MEANINGFUL JOURNEY – Tana Silverland poses on her recumbent tricycle which she is riding across the country in hopes of raising awareness for SOS Children’s Villages

MEANINGFUL JOURNEY – Tana Silverland poses on her recumbent tricycle which she is riding across the country in hopes of raising awareness for SOS Children’s Villages

Cyclist travels in anything but a straight line

Tana Silverland, a recent immigrant to Canada from the United Kingdom (UK), will be asking Red Deerians today what they love about their home as a part of her trek across Canada.

Silverland is travelling across Canada on her recumbent tricycle, Ranger, to spread the word about SOS Children’s Villages, an international charity.

“I’m hoping that by encouraging people to think about what it is they love about the place they call home, that it will encourage them to think about what it must be like to not have that,” said Silverland.

SOS Children’s Villages provides orphaned or abandoned children with a home and an SOS mother. They work in more than 130 countries worldwide and are currently raising some 78,000 children.

“I left where I was living in the UK in order to immigrate over here to Canada but have been on this journey literally since the day I landed.”

Silverland has no history of long distance cycling and had no latent interest in it growing up.

“I was getting a trike because I wanted an environmentally friendly way of getting around, but because the trike is so unusual it was generating a lot of attention.”

Silverland says people approached her at home to talk about Ranger, which gave her the idea that she could be spreading information about SOS Children’s Villages by taking advantage of people’s natural curiosity.

“It just kind of grew inexorably from that. It was basically driven by my passion for the charity.”

Silverland started out by determining how far she could travel in a day and began connecting cities and towns separated only by that amount.

“Before I knew it I had kind of joined the dots all the way across the map.”

Silverland’s original involvement with SOS Children’s Villages was as a volunteer at their base that happened to be around the corner from her workplace in Cambridge, England.

“Through volunteering I got to know more about the organization and the staff and the dedication that they have to the children that the charity cares for and I became more and more inspired by their approach.”

SOS Children’s Villages is the largest orphan charity in the world but because they spend so much of their money on the children, and not on advertising, many people have not heard about them.

Silverland’s journey was intentionally planned to not be a direct “fast” route. In fact, she doesn’t even know the full length of her journey.

“That is quite deliberate because I expect it would be rather frightening if I knew how far I would be going.”

Silverland’s trek is not a fundraising journey, she says.

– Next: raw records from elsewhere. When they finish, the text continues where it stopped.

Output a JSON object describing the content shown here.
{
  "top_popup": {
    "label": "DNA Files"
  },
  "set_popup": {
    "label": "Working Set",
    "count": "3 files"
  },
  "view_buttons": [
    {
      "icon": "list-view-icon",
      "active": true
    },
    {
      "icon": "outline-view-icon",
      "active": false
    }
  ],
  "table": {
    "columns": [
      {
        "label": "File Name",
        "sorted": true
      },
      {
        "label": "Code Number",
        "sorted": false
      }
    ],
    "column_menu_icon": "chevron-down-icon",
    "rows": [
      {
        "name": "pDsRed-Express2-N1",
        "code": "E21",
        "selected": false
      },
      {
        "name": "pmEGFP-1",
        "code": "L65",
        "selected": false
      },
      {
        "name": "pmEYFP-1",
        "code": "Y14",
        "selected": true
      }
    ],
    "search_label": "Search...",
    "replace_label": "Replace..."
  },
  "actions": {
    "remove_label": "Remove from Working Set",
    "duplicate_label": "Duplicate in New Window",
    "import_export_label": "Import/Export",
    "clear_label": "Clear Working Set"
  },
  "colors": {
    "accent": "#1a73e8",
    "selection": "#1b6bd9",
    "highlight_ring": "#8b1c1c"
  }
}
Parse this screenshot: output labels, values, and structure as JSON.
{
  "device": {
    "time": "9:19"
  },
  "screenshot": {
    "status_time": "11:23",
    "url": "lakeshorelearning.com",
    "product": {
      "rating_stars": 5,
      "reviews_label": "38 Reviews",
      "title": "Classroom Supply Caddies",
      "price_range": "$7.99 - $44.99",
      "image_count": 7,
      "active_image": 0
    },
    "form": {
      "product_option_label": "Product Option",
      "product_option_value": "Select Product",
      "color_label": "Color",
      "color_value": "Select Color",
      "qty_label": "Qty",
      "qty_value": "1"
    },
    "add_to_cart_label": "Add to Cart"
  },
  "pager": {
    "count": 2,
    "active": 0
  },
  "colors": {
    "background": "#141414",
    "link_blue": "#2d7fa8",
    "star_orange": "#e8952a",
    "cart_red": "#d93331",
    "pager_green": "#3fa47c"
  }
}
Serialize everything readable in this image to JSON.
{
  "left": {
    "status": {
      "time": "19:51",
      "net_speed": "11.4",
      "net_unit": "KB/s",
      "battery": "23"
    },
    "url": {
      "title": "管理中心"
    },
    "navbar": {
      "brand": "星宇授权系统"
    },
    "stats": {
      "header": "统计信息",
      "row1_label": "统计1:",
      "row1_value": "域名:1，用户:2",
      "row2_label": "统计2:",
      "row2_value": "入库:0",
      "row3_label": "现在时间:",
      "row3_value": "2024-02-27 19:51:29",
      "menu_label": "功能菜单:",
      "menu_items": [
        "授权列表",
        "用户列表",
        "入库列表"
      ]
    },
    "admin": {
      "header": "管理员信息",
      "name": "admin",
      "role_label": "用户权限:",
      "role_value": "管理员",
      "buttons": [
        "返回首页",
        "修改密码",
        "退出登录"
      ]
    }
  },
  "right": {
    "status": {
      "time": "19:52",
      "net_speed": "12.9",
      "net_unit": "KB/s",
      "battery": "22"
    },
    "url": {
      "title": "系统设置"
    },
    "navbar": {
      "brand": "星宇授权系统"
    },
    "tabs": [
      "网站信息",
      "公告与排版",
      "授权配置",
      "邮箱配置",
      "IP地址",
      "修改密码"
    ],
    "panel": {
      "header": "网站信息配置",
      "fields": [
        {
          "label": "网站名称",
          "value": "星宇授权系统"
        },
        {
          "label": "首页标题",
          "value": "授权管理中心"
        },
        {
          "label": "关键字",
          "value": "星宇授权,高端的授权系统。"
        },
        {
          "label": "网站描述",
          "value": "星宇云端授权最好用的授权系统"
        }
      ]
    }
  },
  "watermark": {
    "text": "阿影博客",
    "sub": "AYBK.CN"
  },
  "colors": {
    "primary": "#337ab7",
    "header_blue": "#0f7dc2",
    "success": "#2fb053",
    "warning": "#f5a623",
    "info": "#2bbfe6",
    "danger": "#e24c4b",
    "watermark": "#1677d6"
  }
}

It is strictly an awareness-raising journey meant to inform people of the charity.

“I could have loads of people throw five dollars at me and 24 hours later they wouldn’t even remember which charity they had donated to.”

She wants to inspire people to be long-term supporters of SOS Children’s Villages.

“The longer it takes me to get to Newfoundland the more successful I’ve been because the point is to get to as many communities as I can.”